The Smaller-Statured Species

The Smaller-Statured Species

Deikin

The sounds of Lurc were drawing near, the walls of the crevasse blurring as I ran — I would say something to the effect of “feet slapping against stone” if I was some nobb like a Dindle or Fregshin, but I’m not, so I won’t. A brace-headed groundnook I am, so I went silently, like one should in a situation as such.

The flabfoots charged behind, and I knew they brought death. I heard them slaying my kin like they were but chediiggers, but still I pressed through. Nothing hurts more than the soft cries of your tribe, when they were there but for your own order.

The bait had worked though. I was swift, swifter than their foolish legs could carry them, the moss skins hurtling into the rocky cavern like pins in a bore. The crevasse opened up like a plump roast of felo, and I climbed faster than I ever have, faster than any kin I reckon. The rope hung in my hands, tight in my grip, taut with purpose.

Hrogtiluk

We had boarded twenty leagues down the river that night, tucking and swimming below when our sentries spotted theirs. Dangerous currents they were, and in the dark and unforgiving waters the platoon lost five to the rapids.
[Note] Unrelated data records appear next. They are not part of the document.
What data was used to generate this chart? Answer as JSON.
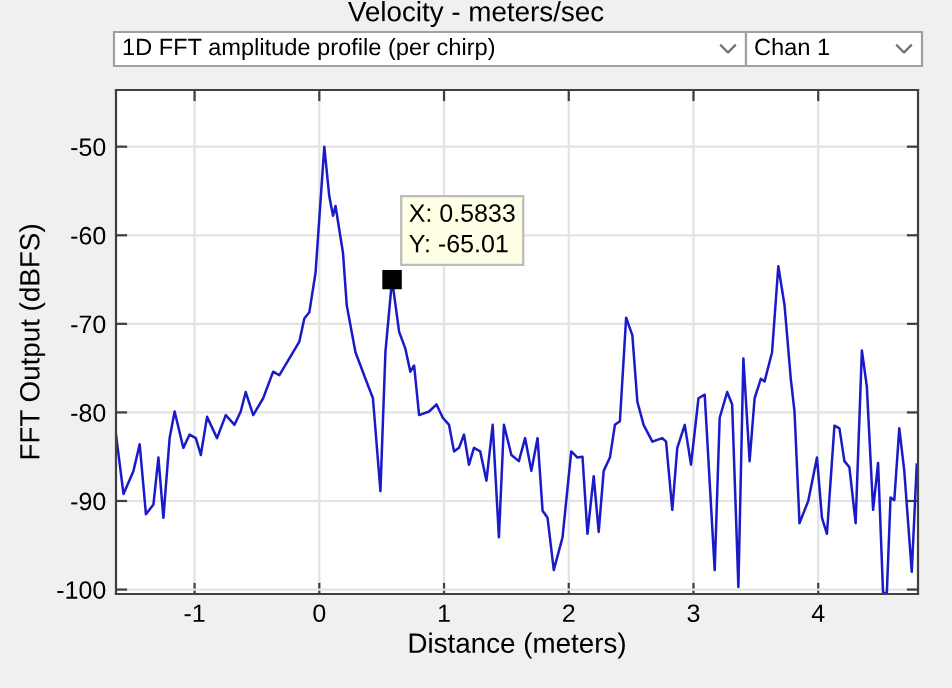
{
  "chart_data": {
    "type": "line",
    "title": "Velocity - meters/sec",
    "xlabel": "Distance (meters)",
    "ylabel": "FFT Output (dBFS)",
    "annotations": [
      "1D FFT amplitude profile (per chirp)",
      "Chan 1",
      {
        "text": "X: 0.5833\nY: -65.01",
        "x": 0.5833,
        "y": -65.01
      }
    ],
    "xlim": [
      -1.63,
      4.8
    ],
    "ylim": [
      -100.5,
      -43.6
    ],
    "xticks": [
      -1,
      0,
      1,
      2,
      3,
      4
    ],
    "yticks": [
      -100,
      -90,
      -80,
      -70,
      -60,
      -50
    ],
    "grid": true,
    "legend": false,
    "marker": "none",
    "line_style": "solid",
    "series": [
      {
        "color": "#1a1ac8",
        "x": [
          -1.63,
          -1.57,
          -1.49,
          -1.44,
          -1.39,
          -1.33,
          -1.29,
          -1.25,
          -1.2,
          -1.16,
          -1.09,
          -1.04,
          -0.99,
          -0.95,
          -0.9,
          -0.82,
          -0.75,
          -0.68,
          -0.63,
          -0.59,
          -0.53,
          -0.45,
          -0.37,
          -0.32,
          -0.24,
          -0.16,
          -0.12,
          -0.08,
          -0.03,
          0.04,
          0.08,
          0.11,
          0.13,
          0.19,
          0.22,
          0.29,
          0.37,
          0.43,
          0.49,
          0.53,
          0.5833,
          0.64,
          0.69,
          0.73,
          0.76,
          0.8,
          0.88,
          0.94,
          0.99,
          1.04,
          1.08,
          1.12,
          1.16,
          1.2,
          1.24,
          1.29,
          1.34,
          1.39,
          1.44,
          1.48,
          1.54,
          1.6,
          1.65,
          1.7,
          1.75,
          1.79,
          1.83,
          1.88,
          1.95,
          2.02,
          2.07,
          2.11,
          2.15,
          2.2,
          2.24,
          2.28,
          2.33,
          2.37,
          2.41,
          2.46,
          2.51,
          2.55,
          2.6,
          2.67,
          2.75,
          2.78,
          2.83,
          2.87,
          2.93,
          2.98,
          3.04,
          3.09,
          3.17,
          3.21,
          3.27,
          3.31,
          3.36,
          3.4,
          3.45,
          3.49,
          3.54,
          3.57,
          3.63,
          3.68,
          3.73,
          3.78,
          3.81,
          3.85,
          3.92,
          3.99,
          4.03,
          4.07,
          4.13,
          4.17,
          4.21,
          4.25,
          4.3,
          4.35,
          4.39,
          4.44,
          4.48,
          4.52,
          4.55,
          4.58,
          4.61,
          4.65,
          4.69,
          4.75,
          4.79
        ],
        "values": [
          -82.5,
          -89.2,
          -86.6,
          -83.6,
          -91.5,
          -90.4,
          -85.1,
          -91.9,
          -82.9,
          -79.9,
          -84.0,
          -82.5,
          -82.9,
          -84.8,
          -80.5,
          -82.9,
          -80.3,
          -81.4,
          -79.9,
          -77.7,
          -80.3,
          -78.4,
          -75.4,
          -75.8,
          -73.9,
          -72.0,
          -69.4,
          -68.7,
          -64.2,
          -50.0,
          -55.6,
          -57.8,
          -56.7,
          -62.0,
          -67.9,
          -73.2,
          -76.2,
          -78.4,
          -88.9,
          -73.2,
          -65.01,
          -70.9,
          -72.8,
          -75.4,
          -74.7,
          -80.3,
          -79.9,
          -79.1,
          -80.6,
          -81.4,
          -84.4,
          -84.0,
          -82.5,
          -85.9,
          -84.0,
          -84.4,
          -87.7,
          -81.4,
          -94.1,
          -81.4,
          -84.8,
          -85.5,
          -82.9,
          -86.6,
          -82.9,
          -91.1,
          -91.9,
          -97.8,
          -94.1,
          -84.4,
          -85.1,
          -85.0,
          -93.7,
          -87.2,
          -93.5,
          -86.6,
          -85.1,
          -81.4,
          -81.0,
          -69.3,
          -71.3,
          -78.8,
          -81.4,
          -83.3,
          -82.9,
          -83.3,
          -91.0,
          -84.0,
          -81.4,
          -85.9,
          -78.4,
          -78.0,
          -97.8,
          -80.6,
          -77.7,
          -79.1,
          -99.7,
          -73.9,
          -85.5,
          -78.4,
          -76.2,
          -76.5,
          -73.2,
          -63.5,
          -67.9,
          -76.2,
          -79.9,
          -92.5,
          -90.0,
          -85.1,
          -91.9,
          -93.7,
          -81.5,
          -81.8,
          -85.5,
          -86.2,
          -92.5,
          -73.0,
          -77.1,
          -91.0,
          -85.7,
          -100.4,
          -100.4,
          -89.6,
          -89.9,
          -81.8,
          -86.6,
          -98.0,
          -85.9
        ]
      }
    ]
  }
}
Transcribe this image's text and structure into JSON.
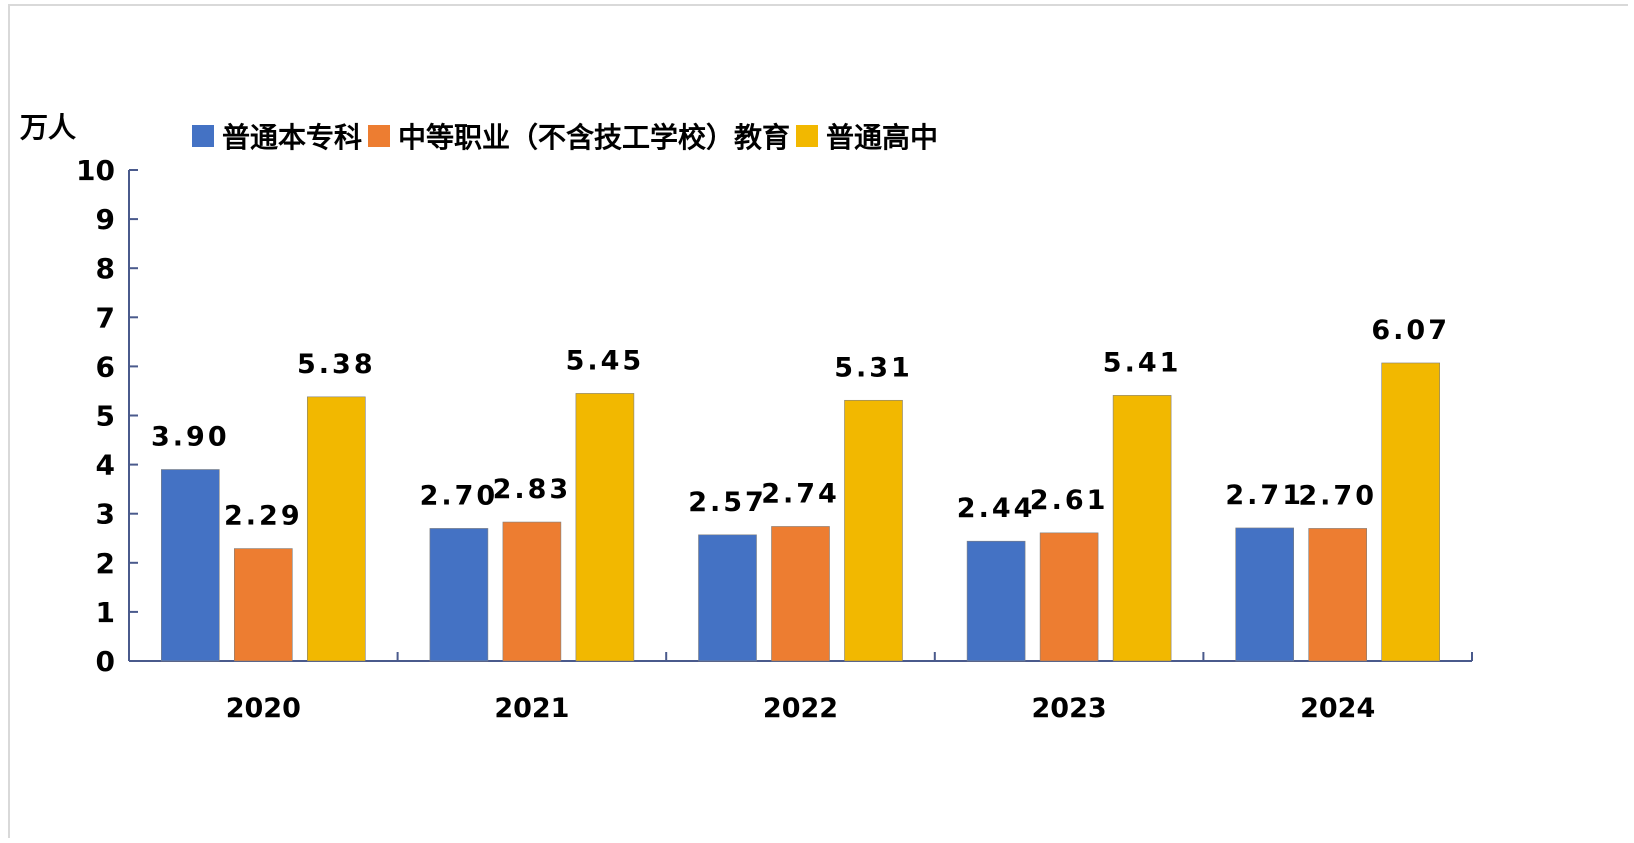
{
  "chart_data": {
    "type": "bar",
    "ylabel": "万人",
    "ylim": [
      0,
      10
    ],
    "yticks": [
      "0",
      "1",
      "2",
      "3",
      "4",
      "5",
      "6",
      "7",
      "8",
      "9",
      "10"
    ],
    "categories": [
      "2020",
      "2021",
      "2022",
      "2023",
      "2024"
    ],
    "series": [
      {
        "name": "普通本专科",
        "color": "#4472c4",
        "values": [
          3.9,
          2.7,
          2.57,
          2.44,
          2.71
        ],
        "labels": [
          "3.90",
          "2.70",
          "2.57",
          "2.44",
          "2.71"
        ]
      },
      {
        "name": "中等职业（不含技工学校）教育",
        "color": "#ed7d31",
        "values": [
          2.29,
          2.83,
          2.74,
          2.61,
          2.7
        ],
        "labels": [
          "2.29",
          "2.83",
          "2.74",
          "2.61",
          "2.70"
        ]
      },
      {
        "name": "普通高中",
        "color": "#f2b800",
        "values": [
          5.38,
          5.45,
          5.31,
          5.41,
          6.07
        ],
        "labels": [
          "5.38",
          "5.45",
          "5.31",
          "5.41",
          "6.07"
        ]
      }
    ],
    "grid": false,
    "legend_position": "top"
  }
}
Low to the water, boardshields above our heads, we slunk along the marsh edge. The lanks were plentiful in number and heavily fortified, but they were unaware we were at their walls. One of their dogs began to howl, and with a shout, I knew it was time.

Out of the water, to the top of the wall, I landed face to face with a big lank, uglier than wood. With a pounce, my spear went through his throat, and as the haft cracked under his falling weight, I pulled out my axe. Spotting a torch on the wall, I leapt, and threw the torch onto a cart below. I looked up, and saw similar fires begin to flicker along the perimeter. A dozen horns blared.

Rataskyr

“A treehugger like you, out at sea?,” they’d jest. That was until they witnessed with their own eyes me and my sure fours glide across that rigging like you play ring around the trunk on a fat oak. But the captain, he would persist. “Sea rat,” he’d say when me tail got soaked, and “fish out of water” when I was swabbing the deck with the crew.

I thought I should put that to rest, like anyone facing down protracted humiliation. I took me chance on the next storm, when he’d put me up in the nest for the night, only to come out the next morn crooning about looking out for a stray mongrel.

I jumped from the main mast, and with me legs, sixty feet below, kicked his head straight to the deck. I sprang up, ready to fight. They stood there, frozen for a moment. And then Galahajaren smiled. From then on, the crew, and the Botica, were mine.

Nifellog

They had gone too far. Here, sat in the chair I sit in now, I heard a ruckus from the forest floor. Grumbling, I set about to do what any decent digger ought to do: mind me own labors. But they kept up the clamor, and ghastly was it so.

I have a workshop, you see, through a hidden panel in the back of that cupboard there — don’t put that in your book, mind you — and with the help of a particularly volatile crystal that grows below the river, I’ve been keen enough to construct a few bombs.

No one digs in me glade but me. So I planted the charges, and set them off. I had no idea who it was above, and I didn’t plan on caring. But when you start a war, you ought to finish it, and so I did. That’s why I still live here, and not the Palathul Palace. I didn’t lead us to victory for a crown, nor to rule. I taught a trespasser a lesson. And then I taught a few more.